Thursday, May 6, 2010

Waiting...and waiting...and waiting...

Tomorrow's the big day folks and today has been the longest ever in anticipation. I can't seem to focus on much of anything today cuz I'm ridiculously ancy about everything. At least Clarke will be here soon, that's a bright spot :-).

Yesterday I went with mom while she got her hair done and had a great time just shooting the, er, shtuff, with the salon ladies and ended up treating my self to getting nails done while I waited. I feel less like a 'real' woman every time I come home from the doctor's office that it was nice to do something really girly for myself. It's funny, but I bet most women never stop to think how much of their self and 'womanhood' is tied into their reproductive organs. Somehow you never consider how much of you is made up of the hope of having children, of functioning fundamentally how a woman should until everything gets turned upside down. I'll be honest with you...I haven't blow dried and straightened my hair since I was faced with this diagnoses and lost my job all in the same day...I've put on make-up, once, maybe? And then only half-assed. It's just hard to make the outside look pretty when you feel so screwed up internally.

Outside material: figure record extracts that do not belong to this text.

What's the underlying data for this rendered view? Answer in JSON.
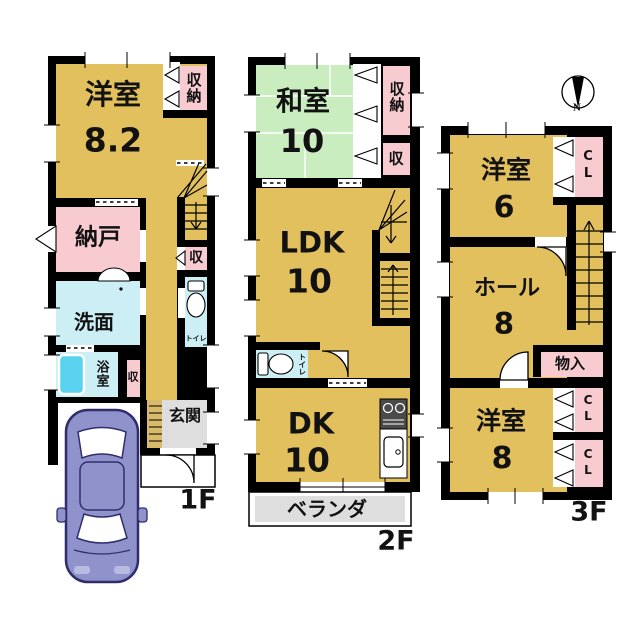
{
  "palette": {
    "room_tan": "#E2C05E",
    "closet_pink": "#F7CBD0",
    "tatami_green": "#C9EDBF",
    "wet_blue": "#CBEFF4",
    "bathtub_blue": "#58D2EE",
    "entrance_gray": "#DEDEDE",
    "balcony_gray": "#DEDEDE",
    "step_tan": "#D9B96A",
    "wall_black": "#000000",
    "car_purple": "#9092CC"
  },
  "compass": {
    "north_label": "N"
  },
  "floors": {
    "f1": {
      "floor_label": "1F",
      "rooms": {
        "yoshitsu": {
          "name": "洋室",
          "size": "8.2"
        },
        "shuno": {
          "name": "収納"
        },
        "nando": {
          "name": "納戸"
        },
        "senmen": {
          "name": "洗面"
        },
        "yokushitsu": {
          "name": "浴室"
        },
        "shu_bath": {
          "name": "収"
        },
        "shu_hall": {
          "name": "収"
        },
        "toilet": {
          "name": "トイレ"
        },
        "genkan": {
          "name": "玄関"
        }
      }
    },
    "f2": {
      "floor_label": "2F",
      "rooms": {
        "washitsu": {
          "name": "和室",
          "size": "10"
        },
        "shuno": {
          "name": "収納"
        },
        "shu": {
          "name": "収"
        },
        "ldk": {
          "name": "LDK",
          "size": "10"
        },
        "toilet": {
          "name": "トイレ"
        },
        "dk": {
          "name": "DK",
          "size": "10"
        },
        "veranda": {
          "name": "ベランダ"
        }
      }
    },
    "f3": {
      "floor_label": "3F",
      "rooms": {
        "yoshitsu6": {
          "name": "洋室",
          "size": "6"
        },
        "cl_top": {
          "name": "CL"
        },
        "hall": {
          "name": "ホール",
          "size": "8"
        },
        "monoire": {
          "name": "物入"
        },
        "yoshitsu8": {
          "name": "洋室",
          "size": "8"
        },
        "cl_mid": {
          "name": "CL"
        },
        "cl_bottom": {
          "name": "CL"
        }
      }
    }
  }
}
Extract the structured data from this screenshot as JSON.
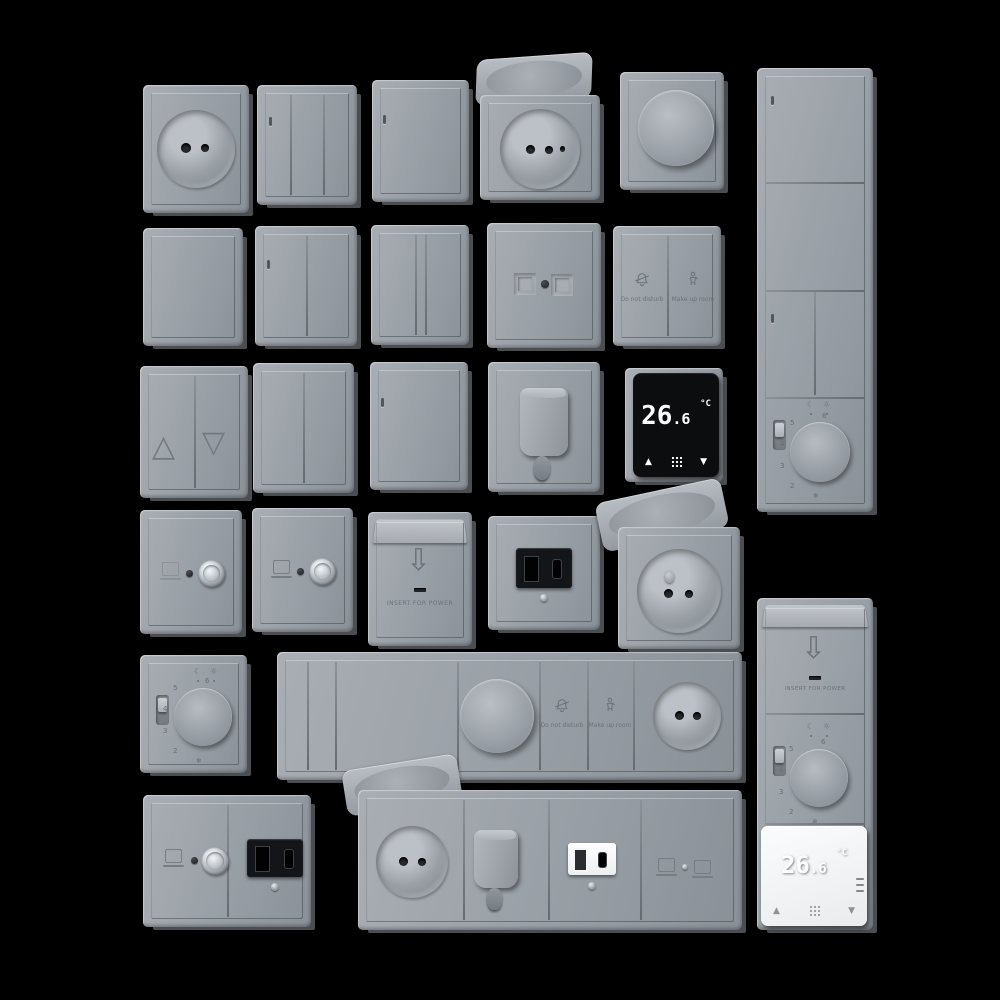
{
  "scene": {
    "description": "3D render: grid of gray electrical wall fittings on black background",
    "colors": {
      "background": "#000000",
      "plate": "#9aa0a7",
      "plate_dark": "#6e747b",
      "plate_light": "#b7bcc2",
      "module_black": "#141518",
      "module_white": "#f4f5f6",
      "display_text": "#ffffff",
      "engraving": "#6d727a"
    }
  },
  "labels": {
    "temp_int": "26",
    "temp_dec": ".6",
    "deg": "°C",
    "insert": "INSERT FOR POWER",
    "dnd": "Do not disturb",
    "mur": "Make up room",
    "up_solid": "▲",
    "down_solid": "▼",
    "up_outline": "△",
    "down_outline": "▽",
    "arrow_down": "⇩",
    "sun": "☼",
    "moon": "☾"
  },
  "dial": {
    "marks": [
      "6",
      "5",
      "4",
      "3",
      "2",
      "❄"
    ]
  },
  "icons": {
    "do-not-disturb-icon": "bell-with-slash",
    "make-up-room-icon": "housekeeper-person",
    "key-card-arrow-icon": "outline-down-arrow",
    "thermostat-menu-icon": "3x3-dot-grid",
    "temp-up-icon": "solid-up-triangle",
    "temp-down-icon": "solid-down-triangle",
    "shutter-up-icon": "outline-up-triangle",
    "shutter-down-icon": "outline-down-triangle",
    "dial-day-icon": "sun",
    "dial-night-icon": "moon",
    "frost-icon": "snowflake",
    "data-outlet-icon": "computer-monitor",
    "sat-connector": "chrome-coax-socket"
  },
  "inventory": {
    "row1": [
      "round-socket",
      "triple-rocker-switch",
      "single-rocker-switch",
      "flip-lid-socket-open",
      "rotary-dimmer"
    ],
    "row2": [
      "blank-plate",
      "double-rocker-switch",
      "double-rocker-switch-slim",
      "dual-data-outlet",
      "hotel-service-switch"
    ],
    "row3": [
      "shutter-switch",
      "double-rocker-switch",
      "single-rocker-switch",
      "cable-outlet-spout",
      "digital-thermostat-black"
    ],
    "row4": [
      "tv-sat-outlet",
      "tv-sat-outlet",
      "key-card-power-holder",
      "usb-charger-black",
      "flip-lid-socket-open"
    ],
    "row5": [
      "analog-thermostat-dial",
      "multi-gang-strip: rockers + dimmer + hotel-buttons + socket"
    ],
    "row6": [
      "tv-sat-usb-combo-plate",
      "multi-gang-strip: lid-socket + cable-spout + usb-white + data-outlet"
    ],
    "right_columns": [
      "tall-switch-panel-with-dial",
      "key-card + dial + digital-thermostat-white"
    ]
  }
}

It's so hard to sleep at night sometimes, like I can feel the many cysts on my ovaries just by knowing they're there when they shouldn't be. That and being separated from the person I love most in the world, having to deal with the ridiculous, petty, selfish behavior of alot of people around me lately, it just takes a toll. I truly wish that people would just step outside themselves for just a moment and realize how what they do or don't do impacts those around them. But the truth is most people are easy participants in the surface....what doesn't really require much of them, but as soon as a need arises for some kind of selflessness, a sacrifice, an emotional investment, you might as well be in the Mohabe Desert...completely isolated. So much in our lives is taken for granted and it just may suprise you that in a time of need, it is never the people you hoped would be there for you that show up....and sometimes it is then that you find support in the most suprising of places. This makes me sad, but is unfortunately not something I can change. Just a passing thought, but it matters not to a dead person that you showed up to their funeral...i.e. save yourself the regrets that matter to no one and live in such a way that you nurture the relationships set before you at every opportunity.